Siamo quasi giunti alla fine di una settimana in cui la gestione dei profughi è stata un argomento di forte attualità, con la manifestazione anti-accoglienza di Verona ai Veronesi e la conferenza di controinformazione e solidarietà ai migranti fatta da Assemblea 17 Dicembre. E dopo le proteste dei richiedenti asilo ospitati all’ostello di via Santa Chiara, la Prefettura ha fatto i suoi controlli non trovando alcuna inadempienza all’interno della struttura.

Proprio da quest’ultimo punto partono i primi attacchi al sindaco Tosi, che prima delle proteste aveva criticato l’ostello di Veronetta. Per i consiglieri comunali PD Luigi Ugoli ed Eugenio Bertolotti si “chiude una bruttissima pagina della politica cittadina e chiude la bocca a coloro che, pur avendo primarie responsabilità istituzionali, si sono dilettati a rimestare nel torbido con il risultato di mettere in fibrillazione per giorni l’intera città. È stato appurato che nella mensa dell’ostello non si somministrano cibi scaduti e che nessuno viene costretto a bighellonare per strada. L’auspicio è che il consiglio di amministrazione dell’Ostello ritrovi ora le motivazioni per continuare questa esperienza. Lungi dal risolvere il problema, una loro rinuncia costringerebbe a ricollocare le persone che hanno in carico. È altresì auspicabile che d’ora in poi ci sia maggiore e fattiva collaborazione tra il sistema dell’accoglienza e le istituzioni politiche locali e che si lavori concretamente alla risoluzione delle tante criticità che rendono così lunghi i tempi di esame delle pratiche”.

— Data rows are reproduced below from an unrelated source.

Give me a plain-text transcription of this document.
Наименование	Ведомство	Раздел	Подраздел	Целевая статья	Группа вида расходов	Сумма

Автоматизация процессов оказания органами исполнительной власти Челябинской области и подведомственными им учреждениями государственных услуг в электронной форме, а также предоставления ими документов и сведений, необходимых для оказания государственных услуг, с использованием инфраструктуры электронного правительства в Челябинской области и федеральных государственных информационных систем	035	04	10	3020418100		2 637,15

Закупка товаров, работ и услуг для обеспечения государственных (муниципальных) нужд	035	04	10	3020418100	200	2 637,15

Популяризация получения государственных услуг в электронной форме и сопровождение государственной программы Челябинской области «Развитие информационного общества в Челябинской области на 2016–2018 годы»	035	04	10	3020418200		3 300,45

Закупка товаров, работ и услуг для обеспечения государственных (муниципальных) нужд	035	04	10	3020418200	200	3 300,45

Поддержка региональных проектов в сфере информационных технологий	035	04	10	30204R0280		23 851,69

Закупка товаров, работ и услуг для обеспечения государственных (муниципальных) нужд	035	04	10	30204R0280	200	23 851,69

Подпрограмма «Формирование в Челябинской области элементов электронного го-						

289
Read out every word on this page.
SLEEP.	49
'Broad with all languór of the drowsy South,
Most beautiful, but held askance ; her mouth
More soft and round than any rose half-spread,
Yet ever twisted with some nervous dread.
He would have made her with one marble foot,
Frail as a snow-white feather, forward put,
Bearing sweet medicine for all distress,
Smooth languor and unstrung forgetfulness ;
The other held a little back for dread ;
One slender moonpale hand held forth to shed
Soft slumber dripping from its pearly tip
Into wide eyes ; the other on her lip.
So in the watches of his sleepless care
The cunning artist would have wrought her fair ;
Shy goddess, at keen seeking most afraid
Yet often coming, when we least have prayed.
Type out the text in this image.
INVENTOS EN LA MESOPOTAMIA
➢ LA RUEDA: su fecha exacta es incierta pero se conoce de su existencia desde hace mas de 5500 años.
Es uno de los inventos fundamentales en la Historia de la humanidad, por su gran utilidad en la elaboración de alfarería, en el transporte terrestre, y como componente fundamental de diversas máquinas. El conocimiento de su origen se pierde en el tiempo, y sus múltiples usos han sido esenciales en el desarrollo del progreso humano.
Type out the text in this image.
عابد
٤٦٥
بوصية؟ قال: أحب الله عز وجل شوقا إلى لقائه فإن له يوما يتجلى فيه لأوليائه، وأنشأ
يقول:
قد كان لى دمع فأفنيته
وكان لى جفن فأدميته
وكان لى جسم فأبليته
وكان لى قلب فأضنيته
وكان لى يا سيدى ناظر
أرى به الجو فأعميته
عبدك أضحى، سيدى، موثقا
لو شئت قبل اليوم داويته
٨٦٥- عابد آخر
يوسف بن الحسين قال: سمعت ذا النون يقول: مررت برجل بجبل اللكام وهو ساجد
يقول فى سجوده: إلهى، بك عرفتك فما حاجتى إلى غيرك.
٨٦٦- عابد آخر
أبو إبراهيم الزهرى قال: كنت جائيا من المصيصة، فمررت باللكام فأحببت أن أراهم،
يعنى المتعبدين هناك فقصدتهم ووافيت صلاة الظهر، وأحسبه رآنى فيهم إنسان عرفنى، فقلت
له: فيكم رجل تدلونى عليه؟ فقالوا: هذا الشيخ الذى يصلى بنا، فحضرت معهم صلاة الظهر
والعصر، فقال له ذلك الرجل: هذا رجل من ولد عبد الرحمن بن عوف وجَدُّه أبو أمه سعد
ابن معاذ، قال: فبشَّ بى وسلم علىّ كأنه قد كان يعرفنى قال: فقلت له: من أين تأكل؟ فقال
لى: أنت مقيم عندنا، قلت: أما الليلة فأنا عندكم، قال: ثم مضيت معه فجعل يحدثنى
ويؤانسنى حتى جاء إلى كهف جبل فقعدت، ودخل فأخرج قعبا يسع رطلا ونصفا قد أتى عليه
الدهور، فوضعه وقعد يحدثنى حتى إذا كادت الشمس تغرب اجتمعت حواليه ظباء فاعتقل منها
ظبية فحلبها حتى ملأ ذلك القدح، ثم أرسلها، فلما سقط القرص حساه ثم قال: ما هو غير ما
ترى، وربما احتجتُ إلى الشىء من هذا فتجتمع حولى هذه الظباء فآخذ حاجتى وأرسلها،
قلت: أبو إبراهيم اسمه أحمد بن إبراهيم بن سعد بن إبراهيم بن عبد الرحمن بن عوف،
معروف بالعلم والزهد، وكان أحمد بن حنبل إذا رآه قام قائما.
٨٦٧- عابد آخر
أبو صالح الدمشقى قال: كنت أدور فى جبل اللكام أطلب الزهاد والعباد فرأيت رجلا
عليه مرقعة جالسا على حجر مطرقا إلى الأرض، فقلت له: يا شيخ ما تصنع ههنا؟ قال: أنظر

Sempre dal PD arriva un altro attacco al sindaco Tosi che aveva dato la disponibilità alla creazione di un Cie (centro di identificazione ed espulsione) a Verona. Ma per il deputato del Partito Democratico Vincenzo D’Arienzo, a Verona non sono presenti strutture dove poter materialmente allestire un Cie.

Ancora Tosi nel mirino oggi e domani, 14 e 15 gennaio, in piazza Erbe dove Verona Pulita dalle 11 alle 16 raccoglie le firme per una petizione. “Vogliamo disinnescare la bomba ad orologeria rappresentata dai centri che a Verona ospitano i migranti”, ha detto il candidato sindaco di Verona Pulita Michele Croce. Tramite questa petizione Verona Pulita vuole sensibilizzare sindaco e amministrazione sul problema di profughi sorpresi a spacciare stupefacenti ai Bastioni. Croce in questo modo intende fare pressione e convincere il sindaco a firmare un’ordinanza con cui obbligare tutti gli enti che si occupino di accoglienza dei profughi in città a rendere conto periodicamente al Comune delle attività svolte, in modo tale da poterli allontanare nel caso non rispettino le norme a cui sono sottoposti.